The help page for median appears in the lower right window. If we read it carefully, then we realize that the extra argument (input) na.rm may help us. We therefore try this:

median(x, na.rm=TRUE)

Admittedly, R help pages are often quite difficult to read, but be aware that there are examples of commands in the bottom of each help page. For more complicated functions, these examples can be very useful while trying to get to know the function and its functionalities.

In order to use the help pages as above, you need to know the name of the function, which obviously may not be the case: You want to compute the median but have no idea what function to use. The best way to proceed: Google! Use “R whatever-you-want-to-search-for”, and you often get exactly what you need.

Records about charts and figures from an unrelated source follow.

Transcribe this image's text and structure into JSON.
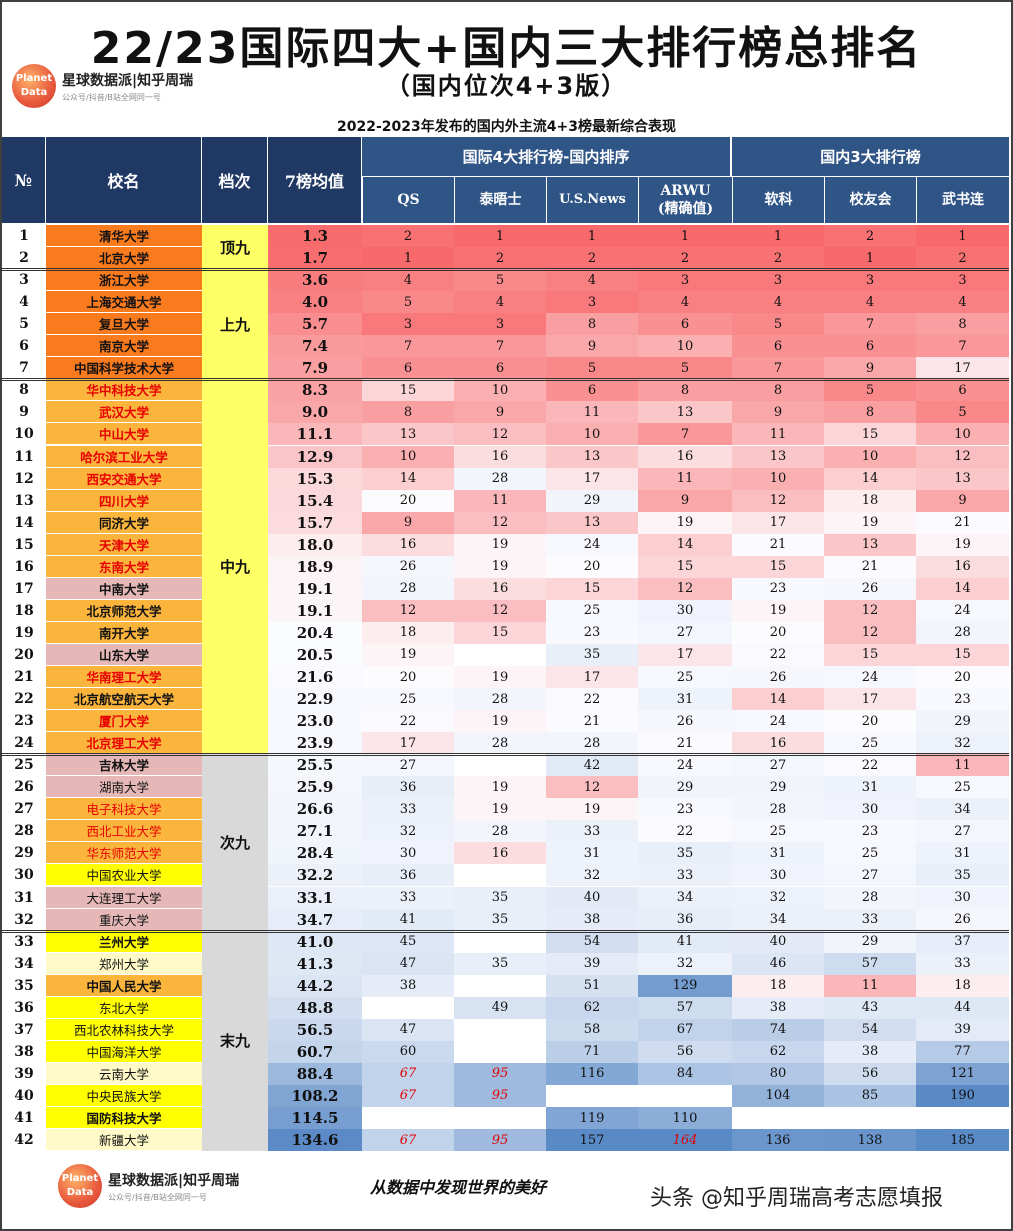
{
  "header": {
    "title": "22/23国际四大+国内三大排行榜总排名",
    "subtitle": "（国内位次4+3版）",
    "caption": "2022-2023年发布的国内外主流4+3榜最新综合表现",
    "logo_line1": "Planet",
    "logo_line2": "Data",
    "logo_main": "星球数据派|知乎周瑞",
    "logo_sub": "公众号/抖音/B站全网同一号"
  },
  "columns": {
    "no": "№",
    "name": "校名",
    "tier": "档次",
    "avg": "7榜均值",
    "group_intl": "国际4大排行榜-国内排序",
    "group_dom": "国内3大排行榜",
    "qs": "QS",
    "the": "泰晤士",
    "usnews": "U.S.News",
    "arwu": "ARWU\n(精确值)",
    "rk": "软科",
    "xyh": "校友会",
    "wsl": "武书连"
  },
  "tiers": [
    {
      "label": "顶九",
      "from": 1,
      "to": 2
    },
    {
      "label": "上九",
      "from": 3,
      "to": 7
    },
    {
      "label": "中九",
      "from": 8,
      "to": 24
    },
    {
      "label": "次九",
      "from": 25,
      "to": 32
    },
    {
      "label": "末九",
      "from": 33,
      "to": 42
    }
  ],
  "colors": {
    "header_dark": "#203864",
    "header_mid": "#2f5486",
    "name_orange": "#fa7a1e",
    "name_light_orange": "#fbb43c",
    "name_pink": "#e5b8b7",
    "name_yellow": "#ffff00",
    "name_cream": "#fffac8",
    "name_text_red": "#e60000",
    "tier_yellow": "#ffff66",
    "tier_gray": "#d9d9d9",
    "heat_low": "#f8696b",
    "heat_mid": "#fcfcff",
    "heat_high": "#5a8ac6"
  },
  "footer": {
    "slogan": "从数据中发现世界的美好",
    "source": "头条 @知乎周瑞高考志愿填报"
  },
  "chart_data": {
    "type": "table",
    "title": "22/23国际四大+国内三大排行榜总排名",
    "columns": [
      "№",
      "校名",
      "档次",
      "7榜均值",
      "QS",
      "泰晤士",
      "U.S.News",
      "ARWU(精确值)",
      "软科",
      "校友会",
      "武书连"
    ],
    "rows": [
      {
        "no": 1,
        "name": "清华大学",
        "avg": "1.3",
        "qs": "2",
        "the": "1",
        "usn": "1",
        "arwu": "1",
        "rk": "1",
        "xyh": "2",
        "wsl": "1",
        "style": "orange"
      },
      {
        "no": 2,
        "name": "北京大学",
        "avg": "1.7",
        "qs": "1",
        "the": "2",
        "usn": "2",
        "arwu": "2",
        "rk": "2",
        "xyh": "1",
        "wsl": "2",
        "style": "orange"
      },
      {
        "no": 3,
        "name": "浙江大学",
        "avg": "3.6",
        "qs": "4",
        "the": "5",
        "usn": "4",
        "arwu": "3",
        "rk": "3",
        "xyh": "3",
        "wsl": "3",
        "style": "orange"
      },
      {
        "no": 4,
        "name": "上海交通大学",
        "avg": "4.0",
        "qs": "5",
        "the": "4",
        "usn": "3",
        "arwu": "4",
        "rk": "4",
        "xyh": "4",
        "wsl": "4",
        "style": "orange"
      },
      {
        "no": 5,
        "name": "复旦大学",
        "avg": "5.7",
        "qs": "3",
        "the": "3",
        "usn": "8",
        "arwu": "6",
        "rk": "5",
        "xyh": "7",
        "wsl": "8",
        "style": "orange"
      },
      {
        "no": 6,
        "name": "南京大学",
        "avg": "7.4",
        "qs": "7",
        "the": "7",
        "usn": "9",
        "arwu": "10",
        "rk": "6",
        "xyh": "6",
        "wsl": "7",
        "style": "orange"
      },
      {
        "no": 7,
        "name": "中国科学技术大学",
        "avg": "7.9",
        "qs": "6",
        "the": "6",
        "usn": "5",
        "arwu": "5",
        "rk": "7",
        "xyh": "9",
        "wsl": "17",
        "style": "orange"
      },
      {
        "no": 8,
        "name": "华中科技大学",
        "avg": "8.3",
        "qs": "15",
        "the": "10",
        "usn": "6",
        "arwu": "8",
        "rk": "8",
        "xyh": "5",
        "wsl": "6",
        "style": "lorange-red"
      },
      {
        "no": 9,
        "name": "武汉大学",
        "avg": "9.0",
        "qs": "8",
        "the": "9",
        "usn": "11",
        "arwu": "13",
        "rk": "9",
        "xyh": "8",
        "wsl": "5",
        "style": "lorange-red"
      },
      {
        "no": 10,
        "name": "中山大学",
        "avg": "11.1",
        "qs": "13",
        "the": "12",
        "usn": "10",
        "arwu": "7",
        "rk": "11",
        "xyh": "15",
        "wsl": "10",
        "style": "lorange-red"
      },
      {
        "no": 11,
        "name": "哈尔滨工业大学",
        "avg": "12.9",
        "qs": "10",
        "the": "16",
        "usn": "13",
        "arwu": "16",
        "rk": "13",
        "xyh": "10",
        "wsl": "12",
        "style": "lorange-red"
      },
      {
        "no": 12,
        "name": "西安交通大学",
        "avg": "15.3",
        "qs": "14",
        "the": "28",
        "usn": "17",
        "arwu": "11",
        "rk": "10",
        "xyh": "14",
        "wsl": "13",
        "style": "lorange-red"
      },
      {
        "no": 13,
        "name": "四川大学",
        "avg": "15.4",
        "qs": "20",
        "the": "11",
        "usn": "29",
        "arwu": "9",
        "rk": "12",
        "xyh": "18",
        "wsl": "9",
        "style": "lorange-red"
      },
      {
        "no": 14,
        "name": "同济大学",
        "avg": "15.7",
        "qs": "9",
        "the": "12",
        "usn": "13",
        "arwu": "19",
        "rk": "17",
        "xyh": "19",
        "wsl": "21",
        "style": "lorange"
      },
      {
        "no": 15,
        "name": "天津大学",
        "avg": "18.0",
        "qs": "16",
        "the": "19",
        "usn": "24",
        "arwu": "14",
        "rk": "21",
        "xyh": "13",
        "wsl": "19",
        "style": "lorange-red"
      },
      {
        "no": 16,
        "name": "东南大学",
        "avg": "18.9",
        "qs": "26",
        "the": "19",
        "usn": "20",
        "arwu": "15",
        "rk": "15",
        "xyh": "21",
        "wsl": "16",
        "style": "lorange-red"
      },
      {
        "no": 17,
        "name": "中南大学",
        "avg": "19.1",
        "qs": "28",
        "the": "16",
        "usn": "15",
        "arwu": "12",
        "rk": "23",
        "xyh": "26",
        "wsl": "14",
        "style": "pink"
      },
      {
        "no": 18,
        "name": "北京师范大学",
        "avg": "19.1",
        "qs": "12",
        "the": "12",
        "usn": "25",
        "arwu": "30",
        "rk": "19",
        "xyh": "12",
        "wsl": "24",
        "style": "lorange"
      },
      {
        "no": 19,
        "name": "南开大学",
        "avg": "20.4",
        "qs": "18",
        "the": "15",
        "usn": "23",
        "arwu": "27",
        "rk": "20",
        "xyh": "12",
        "wsl": "28",
        "style": "lorange"
      },
      {
        "no": 20,
        "name": "山东大学",
        "avg": "20.5",
        "qs": "19",
        "the": "",
        "usn": "35",
        "arwu": "17",
        "rk": "22",
        "xyh": "15",
        "wsl": "15",
        "style": "pink"
      },
      {
        "no": 21,
        "name": "华南理工大学",
        "avg": "21.6",
        "qs": "20",
        "the": "19",
        "usn": "17",
        "arwu": "25",
        "rk": "26",
        "xyh": "24",
        "wsl": "20",
        "style": "lorange-red"
      },
      {
        "no": 22,
        "name": "北京航空航天大学",
        "avg": "22.9",
        "qs": "25",
        "the": "28",
        "usn": "22",
        "arwu": "31",
        "rk": "14",
        "xyh": "17",
        "wsl": "23",
        "style": "lorange"
      },
      {
        "no": 23,
        "name": "厦门大学",
        "avg": "23.0",
        "qs": "22",
        "the": "19",
        "usn": "21",
        "arwu": "26",
        "rk": "24",
        "xyh": "20",
        "wsl": "29",
        "style": "lorange-red"
      },
      {
        "no": 24,
        "name": "北京理工大学",
        "avg": "23.9",
        "qs": "17",
        "the": "28",
        "usn": "28",
        "arwu": "21",
        "rk": "16",
        "xyh": "25",
        "wsl": "32",
        "style": "lorange-red"
      },
      {
        "no": 25,
        "name": "吉林大学",
        "avg": "25.5",
        "qs": "27",
        "the": "",
        "usn": "42",
        "arwu": "24",
        "rk": "27",
        "xyh": "22",
        "wsl": "11",
        "style": "pink"
      },
      {
        "no": 26,
        "name": "湖南大学",
        "avg": "25.9",
        "qs": "36",
        "the": "19",
        "usn": "12",
        "arwu": "29",
        "rk": "29",
        "xyh": "31",
        "wsl": "25",
        "style": "pink-thin"
      },
      {
        "no": 27,
        "name": "电子科技大学",
        "avg": "26.6",
        "qs": "33",
        "the": "19",
        "usn": "19",
        "arwu": "23",
        "rk": "28",
        "xyh": "30",
        "wsl": "34",
        "style": "lorange-red-thin"
      },
      {
        "no": 28,
        "name": "西北工业大学",
        "avg": "27.1",
        "qs": "32",
        "the": "28",
        "usn": "33",
        "arwu": "22",
        "rk": "25",
        "xyh": "23",
        "wsl": "27",
        "style": "lorange-red-thin"
      },
      {
        "no": 29,
        "name": "华东师范大学",
        "avg": "28.4",
        "qs": "30",
        "the": "16",
        "usn": "31",
        "arwu": "35",
        "rk": "31",
        "xyh": "25",
        "wsl": "31",
        "style": "lorange-red-thin"
      },
      {
        "no": 30,
        "name": "中国农业大学",
        "avg": "32.2",
        "qs": "36",
        "the": "",
        "usn": "32",
        "arwu": "33",
        "rk": "30",
        "xyh": "27",
        "wsl": "35",
        "style": "yellow-thin"
      },
      {
        "no": 31,
        "name": "大连理工大学",
        "avg": "33.1",
        "qs": "33",
        "the": "35",
        "usn": "40",
        "arwu": "34",
        "rk": "32",
        "xyh": "28",
        "wsl": "30",
        "style": "pink-thin"
      },
      {
        "no": 32,
        "name": "重庆大学",
        "avg": "34.7",
        "qs": "41",
        "the": "35",
        "usn": "38",
        "arwu": "36",
        "rk": "34",
        "xyh": "33",
        "wsl": "26",
        "style": "pink-thin"
      },
      {
        "no": 33,
        "name": "兰州大学",
        "avg": "41.0",
        "qs": "45",
        "the": "",
        "usn": "54",
        "arwu": "41",
        "rk": "40",
        "xyh": "29",
        "wsl": "37",
        "style": "yellow"
      },
      {
        "no": 34,
        "name": "郑州大学",
        "avg": "41.3",
        "qs": "47",
        "the": "35",
        "usn": "39",
        "arwu": "32",
        "rk": "46",
        "xyh": "57",
        "wsl": "33",
        "style": "cream-thin"
      },
      {
        "no": 35,
        "name": "中国人民大学",
        "avg": "44.2",
        "qs": "38",
        "the": "",
        "usn": "51",
        "arwu": "129",
        "rk": "18",
        "xyh": "11",
        "wsl": "18",
        "style": "lorange"
      },
      {
        "no": 36,
        "name": "东北大学",
        "avg": "48.8",
        "qs": "",
        "the": "49",
        "usn": "62",
        "arwu": "57",
        "rk": "38",
        "xyh": "43",
        "wsl": "44",
        "style": "yellow-thin"
      },
      {
        "no": 37,
        "name": "西北农林科技大学",
        "avg": "56.5",
        "qs": "47",
        "the": "",
        "usn": "58",
        "arwu": "67",
        "rk": "74",
        "xyh": "54",
        "wsl": "39",
        "style": "yellow-thin"
      },
      {
        "no": 38,
        "name": "中国海洋大学",
        "avg": "60.7",
        "qs": "60",
        "the": "",
        "usn": "71",
        "arwu": "56",
        "rk": "62",
        "xyh": "38",
        "wsl": "77",
        "style": "yellow-thin"
      },
      {
        "no": 39,
        "name": "云南大学",
        "avg": "88.4",
        "qs": "67",
        "the": "95",
        "usn": "116",
        "arwu": "84",
        "rk": "80",
        "xyh": "56",
        "wsl": "121",
        "style": "cream-thin",
        "est": [
          "qs",
          "the"
        ]
      },
      {
        "no": 40,
        "name": "中央民族大学",
        "avg": "108.2",
        "qs": "67",
        "the": "95",
        "usn": "",
        "arwu": "",
        "rk": "104",
        "xyh": "85",
        "wsl": "190",
        "style": "yellow-thin",
        "est": [
          "qs",
          "the"
        ]
      },
      {
        "no": 41,
        "name": "国防科技大学",
        "avg": "114.5",
        "qs": "",
        "the": "",
        "usn": "119",
        "arwu": "110",
        "rk": "",
        "xyh": "",
        "wsl": "",
        "style": "yellow"
      },
      {
        "no": 42,
        "name": "新疆大学",
        "avg": "134.6",
        "qs": "67",
        "the": "95",
        "usn": "157",
        "arwu": "164",
        "rk": "136",
        "xyh": "138",
        "wsl": "185",
        "style": "cream-thin",
        "est": [
          "qs",
          "the",
          "arwu"
        ]
      }
    ]
  }
}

While working with R, you will get a lot of error messages. Some are easy to understand, and you will readily be able to fix the problems, while others… Again, the best answer is: Google and ChatGPT! Copy the error message into Google or ChatGPT, and you will often find help.

Wrapping up

  1. Imagine you need to send your code to a collaborator. Review your code to ensure it is clear and well-structured, so your collaborator can easily understand and follow your work. You might consider emphasizing important points by making text bold, underlined or blue.
  2. Render your Quarto document by clicking the Render button with the blue arrow in the toolbar. Once the HTML file is generated, open it in a web browser. Does the document look as you expected? Iterate on your document until it meets your desired format and appearance.

Lessons learnt

  • You must write you code in a document, like the Quarto document, such that you can save the work and return to it some other day.

  • Save your files often.

  • If you forget to save your files before you close RStudio, then RStudio will prompt you if you want to save your work.

  • Have structure in your document by using headers, text, and code chunks (maybe with comments).